As sensors in the gut, tuft cells integrate a complex array of luminal signals to regulate the differentiation fate of intestinal stem cells (ISCs), which trigger a loop of tuft cell-ISC-goblet cell after parasitic infection. As a plant-derived alkaloid, Matrine plays a prominent role for standardizing ISC functions in Eimeria necatrix (EN)-exposed chicks. In this study, we investigated the modulation effects of Matrine on the specific intestinal epithelial cell loop in EN-exposed chicks in vivo and intestinal organoids (IOs) ex vivo.

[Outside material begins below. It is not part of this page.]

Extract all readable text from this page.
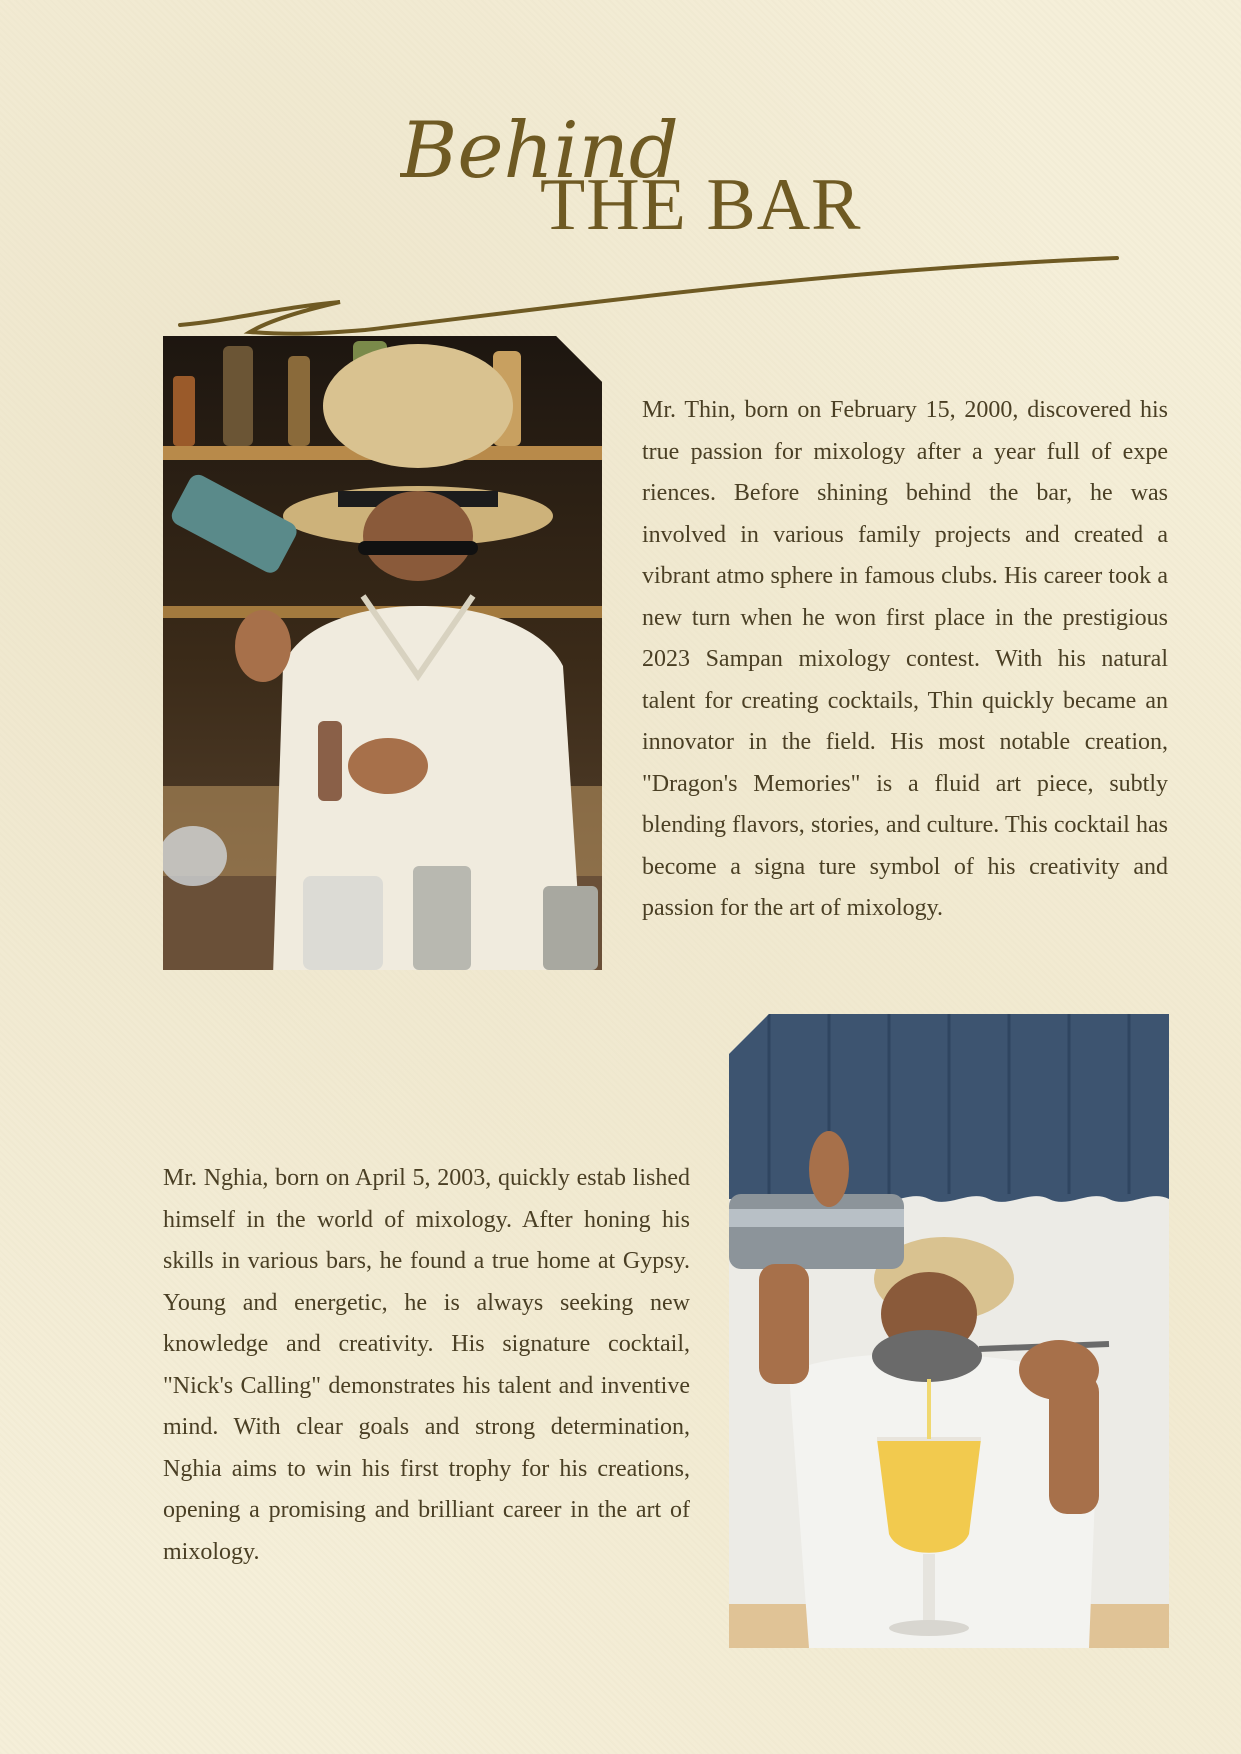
Behind
THE BAR

Mr. Thin, born on February 15, 2000, discovered his true passion for mixology after a year full of expe riences. Before shining behind the bar, he was involved in various family projects and created a vibrant atmo sphere in famous clubs. His career took a new turn when he won first place in the prestigious 2023 Sampan mixology contest. With his natural talent for creating cocktails, Thin quickly became an innovator in the field. His most notable creation, "Dragon's Memories" is a fluid art piece, subtly blending flavors, stories, and culture. This cocktail has become a signa ture symbol of his creativity and passion for the art of mixology.

Mr. Nghia, born on April 5, 2003, quickly estab lished himself in the world of mixology. After honing his skills in various bars, he found a true home at Gypsy. Young and energetic, he is always seeking new knowledge and creativity. His signature cocktail, "Nick's Calling" demonstrates his talent and inventive mind. With clear goals and strong determination, Nghia aims to win his first trophy for his creations, opening a promising and brilliant career in the art of mixology.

The results showed that EN infection resulted in swelling and hemorrhage of the jejunum, accompanied by the increase in levels of sIgA and inflammatory cytokines (IL-6, IL-1β, and TNF-α). And these inflammatory symptoms were effectively relieved by Matrine intervention. Concurrently, Matrine resisted the EN-induced increase in tuft cell numbers and levels of crucial pro-inflammatory factors (IL-25 and IL-13), while also reversing the differentiation of secretory cell progenitors into goblet cells. Importantly, Matrine impeded the upregulation of the inflammatory signaling pathway JAK2/STAT3 in EN-infected chicks and IOs. Conversely, exogenous supplementation of IL-13 or activation of STAT3 via Colivelin eliminated the standardization of the tuft cell-ISC-goblet cell loop by Matrine. Overall, our findings suggested that Matrine intercepted the tuft cell-ISC-goblet cell loop by reinstating IL-13/JAK2/STAT3 signaling after EN infection.